Furthermore, Yellen stated, "Personally, I do not see any particular reason why the last mile would be especially difficult." This contrasts with many officials and economists who believe the path ahead to reach 2% inflation could be more challenging than the process of lowering inflation to its current level. She added, "Because long-term inflation expectations have never been meaningfully elevated, all we needed to do to reduce inflation was to normalize the economy and return the labor market to full employment."


When asked whether the Fed is likely to begin cutting interest rates soon due to progress on inflation, Yellen was cautious. Instead, she explained that lower inflation means real interest rates are rising, which "in some ways causes monetary tightening. This is a factor that can weigh on the Fed's decisions regarding the interest rate path." This was interpreted as a subtle indication that rate cuts may follow sometime next year.


The results of the December FOMC meeting, which will be the last interest rate decision of the year, will be released at 2 p.m. Eastern Time on the 13th. The market expects the Fed to keep rates steady at the current 5.25?5.50%. The key focus will be the dot plot reflecting officials' rate projections and Chair Powell's press conference.


According to the Chicago Mercantile Exchange (CME) FedWatch tool, federal funds futures currently price in over a 98% probability that the Fed will hold rates steady at this month's meeting. The probability of a hold in January next year also exceeds 94%. The chances of the Fed cutting rates by at least 0.25 percentage points in March or May next year are above 41% and 74%, respectively.


A survey released by economic media CNBC on the same day showed that 69% of respondents expect the Fed to start cutting rates by June next year. This is not as soon as the market anticipates. If the Fed were to pivot to rate cuts too quickly, there is a risk of inflation rebounding as it did in the late 1960s to early 1970s. Therefore, Chair Powell is expected to maintain a tighter policy stance longer than anticipated. The median rate forecasts for the end of next year and the year after are 4.53% and 3.73%, respectively. Alongside this, respondents gave a 47% probability that the U.S. economy will achieve a soft landing, up 5 percentage points from the October survey.

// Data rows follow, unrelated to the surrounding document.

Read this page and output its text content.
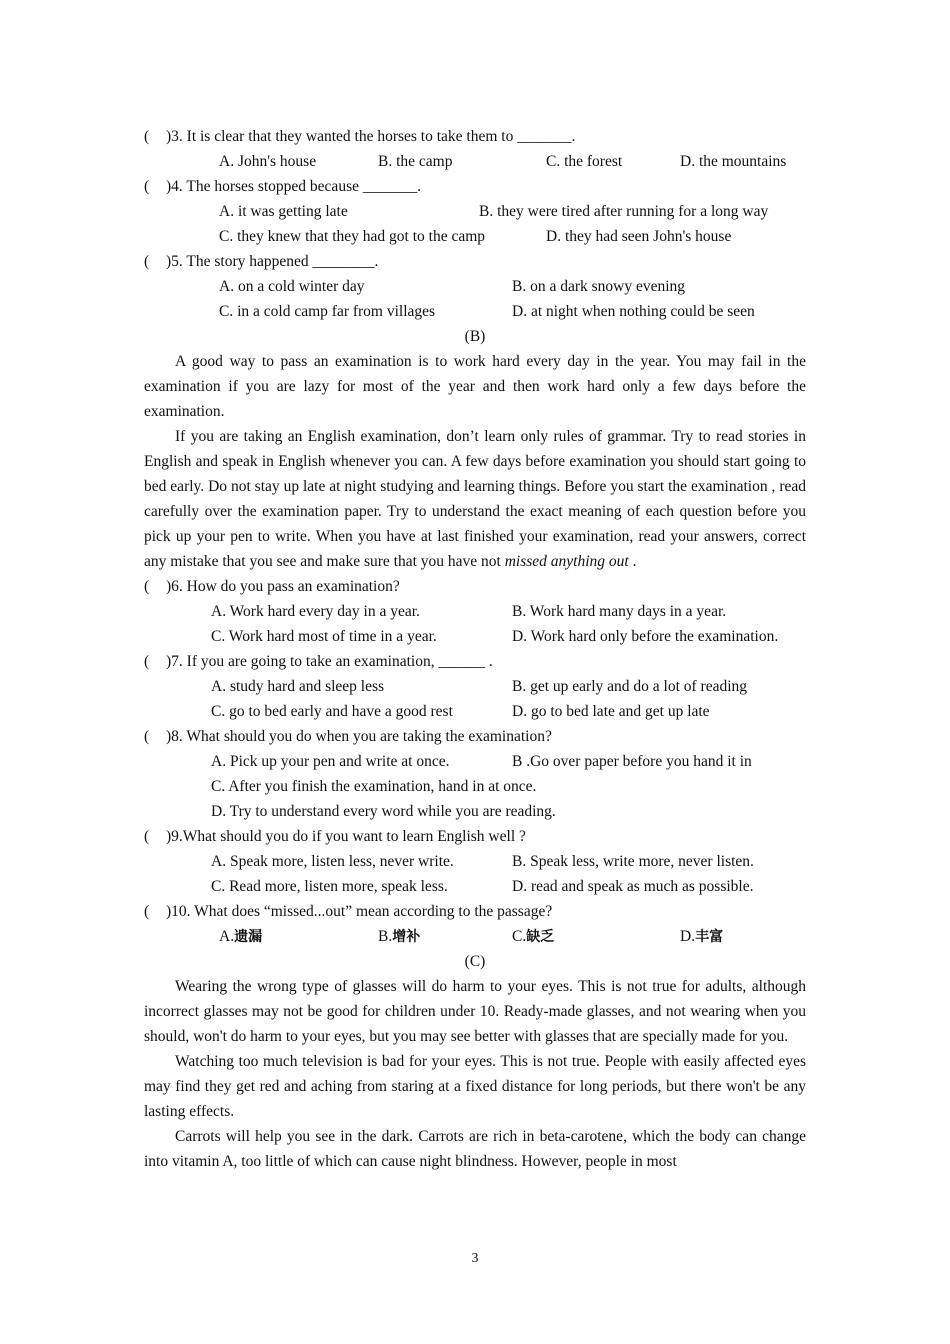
(	)3. It is clear that they wanted the horses to take them to _______.
A. John's house	B. the camp	C. the forest	D. the mountains
(	)4. The horses stopped because _______.
A. it was getting late	B. they were tired after running for a long way
C. they knew that they had got to the camp	D. they had seen John's house
(	)5. The story happened ________.
A. on a cold winter day	B. on a dark snowy evening
C. in a cold camp far from villages	D. at night when nothing could be seen
(B)

A good way to pass an examination is to work hard every day in the year. You may fail in the examination if you are lazy for most of the year and then work hard only a few days before the examination.

If you are taking an English examination, don’t learn only rules of grammar. Try to read stories in English and speak in English whenever you can. A few days before examination you should start going to bed early. Do not stay up late at night studying and learning things. Before you start the examination , read carefully over the examination paper. Try to understand the exact meaning of each question before you pick up your pen to write. When you have at last finished your examination, read your answers, correct any mistake that you see and make sure that you have not missed anything out .

(	)6. How do you pass an examination?
A. Work hard every day in a year.	B. Work hard many days in a year.
C. Work hard most of time in a year.	D. Work hard only before the examination.
(	)7. If you are going to take an examination, ______ .
A. study hard and sleep less	B. get up early and do a lot of reading
C. go to bed early and have a good rest	D. go to bed late and get up late
(	)8. What should you do when you are taking the examination?
A. Pick up your pen and write at once.	B .Go over paper before you hand it in
C. After you finish the examination, hand in at once.
D. Try to understand every word while you are reading.
(	)9.What should you do if you want to learn English well ?
A. Speak more, listen less, never write.	B. Speak less, write more, never listen.
C. Read more, listen more, speak less.	D. read and speak as much as possible.
(	)10. What does “missed...out” mean according to the passage?
A.遗漏	B.增补	C.缺乏	D.丰富
(C)

Wearing the wrong type of glasses will do harm to your eyes. This is not true for adults, although incorrect glasses may not be good for children under 10. Ready-made glasses, and not wearing when you should, won't do harm to your eyes, but you may see better with glasses that are specially made for you.

Watching too much television is bad for your eyes. This is not true. People with easily affected eyes may find they get red and aching from staring at a fixed distance for long periods, but there won't be any lasting effects.

Carrots will help you see in the dark. Carrots are rich in beta-carotene, which the body can change into vitamin A, too little of which can cause night blindness. However, people in most

3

On the question of whether the U.S. is on a sustainable fiscal path, Yellen reiterated her previous stance that it is not an urgent issue. However, she acknowledged that "if interest rates rise more than previously expected over the long term, additional stress on fiscal outlooks will occur," recognizing the risk of debt deterioration due to higher rates. She also added that raising tax rates on corporations and high-income households and strengthening existing tax laws, as proposed by President Joe Biden, would be the best solution.


Regarding signs of improved U.S.-China relations confirmed by recent talks between President Biden and Chinese President Xi Jinping, Yellen described the developments as "encouraging." She said, "We are in regular communication with the Chinese side," and emphasized that the world's two largest economies should cooperate on global challenges such as debt relief for developing countries and climate change.